The New York book made Klein’s reputation and is the centerpiece of “William Klein: YES,” a knockout retrospective that recently opened at the International Center of Photography. Klein went on to create three more now iconic city-focussed photo books, on Rome (1959), Moscow (1964), and Tokyo (1964), each of which is given its own gallery at I.C.P. (A later book, “Torino ’90,” is in a very different style and not included here.) But the opening room, devoted to Klein’s early work in painting and graphic design, might be the most eye-opening. A self-described wise-ass New Yorker, Klein was the grandson of a Delancey Street clothier. He grew up on Harlem’s southern edge and, under the influence of leftist teachers, was caught up early on in radical causes and the European avant-garde. After a stint as an Army radio operator in postwar Europe, he settled in Paris and began turning out canvases in a hard-edged abstract style that proved to be much more successful for his fellow American expats Jack Youngerman and Ellsworth Kelly.
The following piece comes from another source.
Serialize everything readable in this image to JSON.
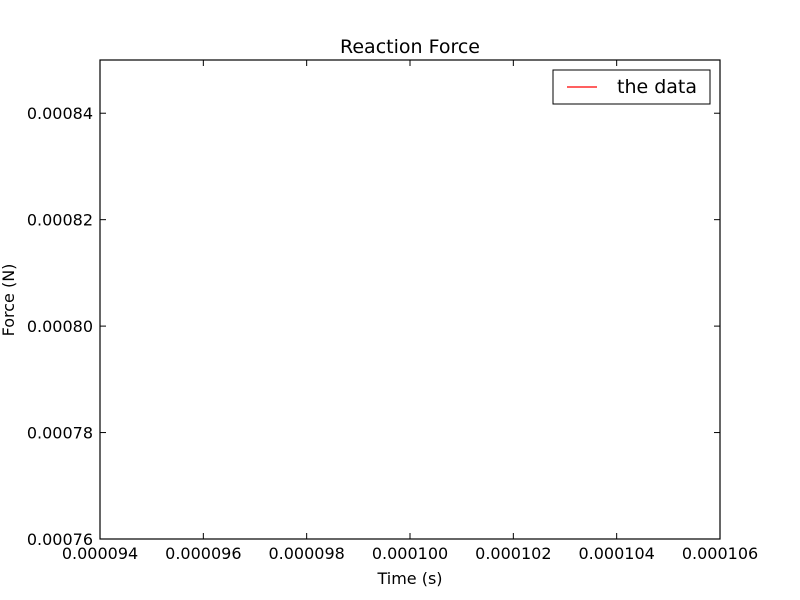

The approach looked a lot more original, he realized, when applied to movable panels, and even more arresting as the product of darkroom manipulation. Photograms that Klein made in the nineteen-fifties for the cover of Domus, the Italian architecture-and-design magazine founded by Gio Ponti, still look avant-garde. Klein, who had already made paintings of stacked and fragmented letters, used this grounding in graphic design when he turned to bookmaking. From the beginning, the design of his photo volumes, especially their high-impact typographic covers, were nearly as important to their success as their contents.
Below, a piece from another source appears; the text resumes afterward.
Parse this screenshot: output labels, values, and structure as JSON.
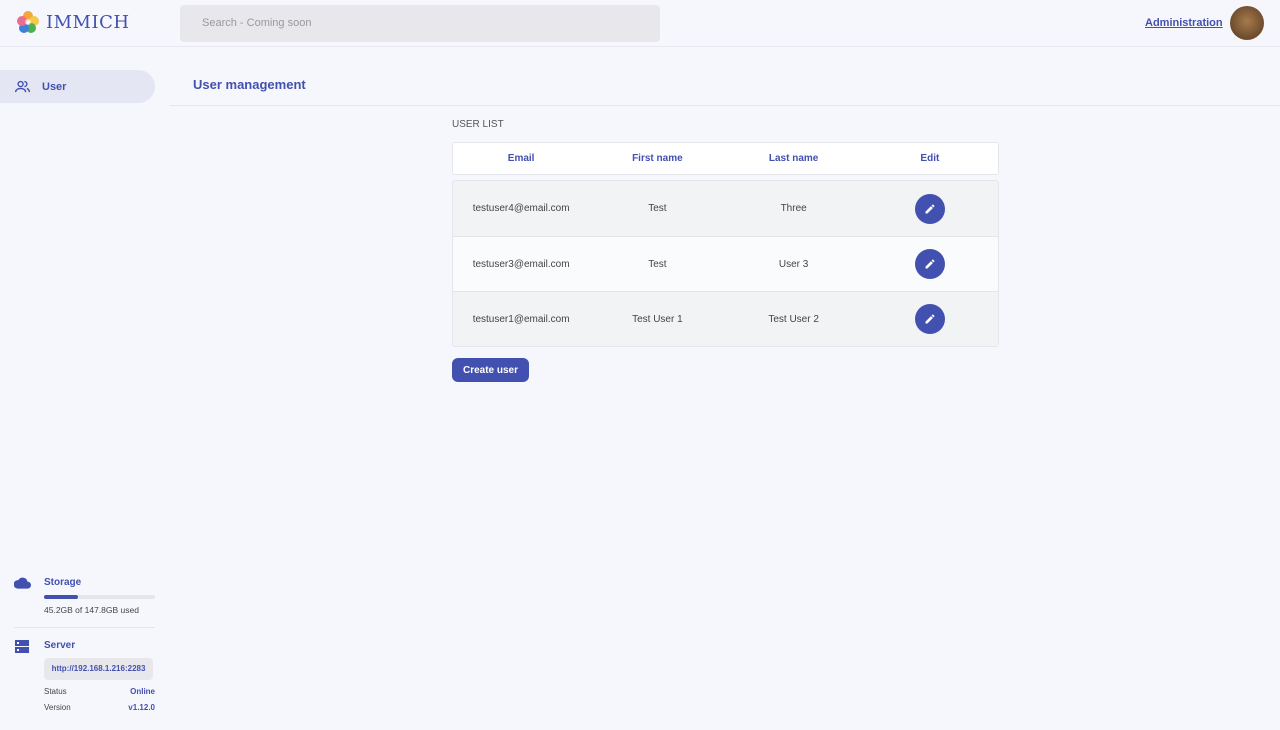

Klein’s New York book wouldn’t have happened had he not been enticed back from Paris by the art director Alexander Liberman, who asked the artist to join his staff at Vogue, in 1954. Untrained as a photographer, Klein fell back on bravado and an innate sense of design, and in between shooting still-lifes for the magazine, he hit the streets and improvised. When it came time to collect his work into a book, he knew what he didn’t want to do. “Current photographic books put me to sleep—sacrosanct image on the right-hand page, a blank on the left. Inviolate, academic, boring,” he later wrote, adding, “So, I did everything to make it a new visual object. Double pages with twenty images jammed together in comic strip style, colliding facing pages, lead doubles, catalogue parodies, a Dada blast.”